“In Lars’s words, which I think we all share,” Christian said, “the incredible difference between Schubert and Brahms is that Schubert shows you the absurdity, the horror and the beauty of everything, and Brahms actually takes you by your hand, and tries to give solace.” With Brahms, he added, “you have somebody at your side who is very much like you, and suffering like you. Whereas you are next to Schubert, and say, ‘Who is this giant?’”
For the Tetzlaffs, Schubert’s E flat trio represents Vogt’s emotional landscape, as well as the strength he showed in the face of his illness. Finished in November 1827, the piece dwells on Beethoven’s death earlier that year: It is in the same key as Beethoven’s “Eroica” Symphony, and it likewise centers on a funeral march, in C minor, whose shadow is cast off only in a finale that takes consolation, of a sort, in compositional virtuosity, delighting as it layers themes on top of one another.
“This is like a psychodrama with Lars dealing with the situation,” Christian said. “He would still have the loudest laughter and the wildest demeanor, engaging with us. But this is also what Schubert is doing in that slow movement: dealing with pain in a way that is not hiding, and not getting smaller, but getting bigger.”

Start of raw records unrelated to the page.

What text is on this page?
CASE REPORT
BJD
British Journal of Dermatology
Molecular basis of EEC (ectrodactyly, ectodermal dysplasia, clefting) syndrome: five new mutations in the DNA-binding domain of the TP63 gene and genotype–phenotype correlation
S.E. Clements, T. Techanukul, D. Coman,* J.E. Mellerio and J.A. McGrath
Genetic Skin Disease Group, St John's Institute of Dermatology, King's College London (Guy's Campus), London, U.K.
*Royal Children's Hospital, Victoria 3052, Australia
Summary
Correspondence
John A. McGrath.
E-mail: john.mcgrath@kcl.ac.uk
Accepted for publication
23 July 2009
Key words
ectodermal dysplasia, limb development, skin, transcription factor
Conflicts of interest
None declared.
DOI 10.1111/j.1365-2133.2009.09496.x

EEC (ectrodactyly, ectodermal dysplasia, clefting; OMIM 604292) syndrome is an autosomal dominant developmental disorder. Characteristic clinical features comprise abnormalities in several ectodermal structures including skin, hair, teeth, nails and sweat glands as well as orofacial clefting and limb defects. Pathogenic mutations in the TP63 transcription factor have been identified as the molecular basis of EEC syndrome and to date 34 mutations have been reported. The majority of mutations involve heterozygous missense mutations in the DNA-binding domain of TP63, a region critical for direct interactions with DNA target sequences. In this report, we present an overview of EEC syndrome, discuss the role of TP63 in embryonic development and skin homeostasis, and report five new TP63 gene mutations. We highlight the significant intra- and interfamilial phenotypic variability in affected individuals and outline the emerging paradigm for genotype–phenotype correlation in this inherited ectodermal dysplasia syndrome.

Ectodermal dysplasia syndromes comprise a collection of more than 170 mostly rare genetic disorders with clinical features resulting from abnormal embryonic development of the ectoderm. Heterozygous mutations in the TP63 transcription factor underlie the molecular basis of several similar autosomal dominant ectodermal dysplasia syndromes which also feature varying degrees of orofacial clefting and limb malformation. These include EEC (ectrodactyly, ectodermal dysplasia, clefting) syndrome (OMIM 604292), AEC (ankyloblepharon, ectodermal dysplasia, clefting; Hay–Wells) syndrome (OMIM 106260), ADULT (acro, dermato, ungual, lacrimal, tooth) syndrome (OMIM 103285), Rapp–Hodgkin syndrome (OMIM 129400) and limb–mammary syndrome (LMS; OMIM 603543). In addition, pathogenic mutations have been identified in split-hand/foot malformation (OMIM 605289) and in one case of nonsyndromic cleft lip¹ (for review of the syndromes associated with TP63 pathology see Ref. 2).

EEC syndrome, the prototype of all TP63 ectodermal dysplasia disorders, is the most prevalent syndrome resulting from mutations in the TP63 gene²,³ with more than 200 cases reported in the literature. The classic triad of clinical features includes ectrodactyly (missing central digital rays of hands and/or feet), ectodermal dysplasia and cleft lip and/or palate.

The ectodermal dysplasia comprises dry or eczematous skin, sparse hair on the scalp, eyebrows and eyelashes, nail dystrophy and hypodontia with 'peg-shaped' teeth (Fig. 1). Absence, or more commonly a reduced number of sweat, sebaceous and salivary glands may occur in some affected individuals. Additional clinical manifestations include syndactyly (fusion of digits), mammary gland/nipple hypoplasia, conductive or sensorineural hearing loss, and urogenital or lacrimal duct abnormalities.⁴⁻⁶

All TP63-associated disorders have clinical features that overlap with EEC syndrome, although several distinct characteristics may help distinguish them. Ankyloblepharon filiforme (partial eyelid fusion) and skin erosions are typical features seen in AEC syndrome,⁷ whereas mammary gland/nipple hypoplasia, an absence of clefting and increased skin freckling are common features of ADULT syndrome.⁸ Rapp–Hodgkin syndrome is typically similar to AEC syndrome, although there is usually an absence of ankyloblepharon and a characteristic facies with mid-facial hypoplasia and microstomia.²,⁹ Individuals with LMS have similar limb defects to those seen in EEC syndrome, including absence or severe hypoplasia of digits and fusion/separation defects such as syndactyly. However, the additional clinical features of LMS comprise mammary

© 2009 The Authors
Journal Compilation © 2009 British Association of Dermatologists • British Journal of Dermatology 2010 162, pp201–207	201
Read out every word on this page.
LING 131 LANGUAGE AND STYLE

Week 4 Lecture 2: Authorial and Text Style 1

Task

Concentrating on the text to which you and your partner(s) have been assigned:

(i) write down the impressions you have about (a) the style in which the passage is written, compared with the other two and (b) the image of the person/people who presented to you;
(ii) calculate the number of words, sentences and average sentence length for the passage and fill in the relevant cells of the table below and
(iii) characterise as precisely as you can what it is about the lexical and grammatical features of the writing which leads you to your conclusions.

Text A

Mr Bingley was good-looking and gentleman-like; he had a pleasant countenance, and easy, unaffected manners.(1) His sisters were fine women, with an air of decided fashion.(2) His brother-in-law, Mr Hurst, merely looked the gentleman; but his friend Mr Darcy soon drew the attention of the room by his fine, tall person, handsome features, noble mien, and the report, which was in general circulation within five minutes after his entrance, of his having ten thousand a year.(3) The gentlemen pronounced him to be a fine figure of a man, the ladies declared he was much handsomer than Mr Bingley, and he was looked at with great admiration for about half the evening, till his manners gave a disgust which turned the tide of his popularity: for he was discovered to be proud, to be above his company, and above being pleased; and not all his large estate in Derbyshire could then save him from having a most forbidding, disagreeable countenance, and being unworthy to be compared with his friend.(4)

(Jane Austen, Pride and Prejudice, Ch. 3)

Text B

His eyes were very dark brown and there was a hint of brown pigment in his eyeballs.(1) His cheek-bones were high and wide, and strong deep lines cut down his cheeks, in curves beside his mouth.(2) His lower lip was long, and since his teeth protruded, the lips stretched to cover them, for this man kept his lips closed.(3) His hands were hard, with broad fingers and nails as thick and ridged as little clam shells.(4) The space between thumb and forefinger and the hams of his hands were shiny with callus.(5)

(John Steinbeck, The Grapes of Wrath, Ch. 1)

The funeral march, with moments of dignified hope that are interrupted by outbursts of extreme turmoil, is clearly a reckoning with the abyss, so much so that Schubert demands the impossible from the people playing it, much as grief asks of its sufferers. There is one point where the string lines are marked triple forte, yet crescendo from there, accents spiking the way. It’s unplayable writing, for unspeakable emotions.
“He says, ‘Deal with it; say something,’” Christian explained of Schubert in those moments. “But how?”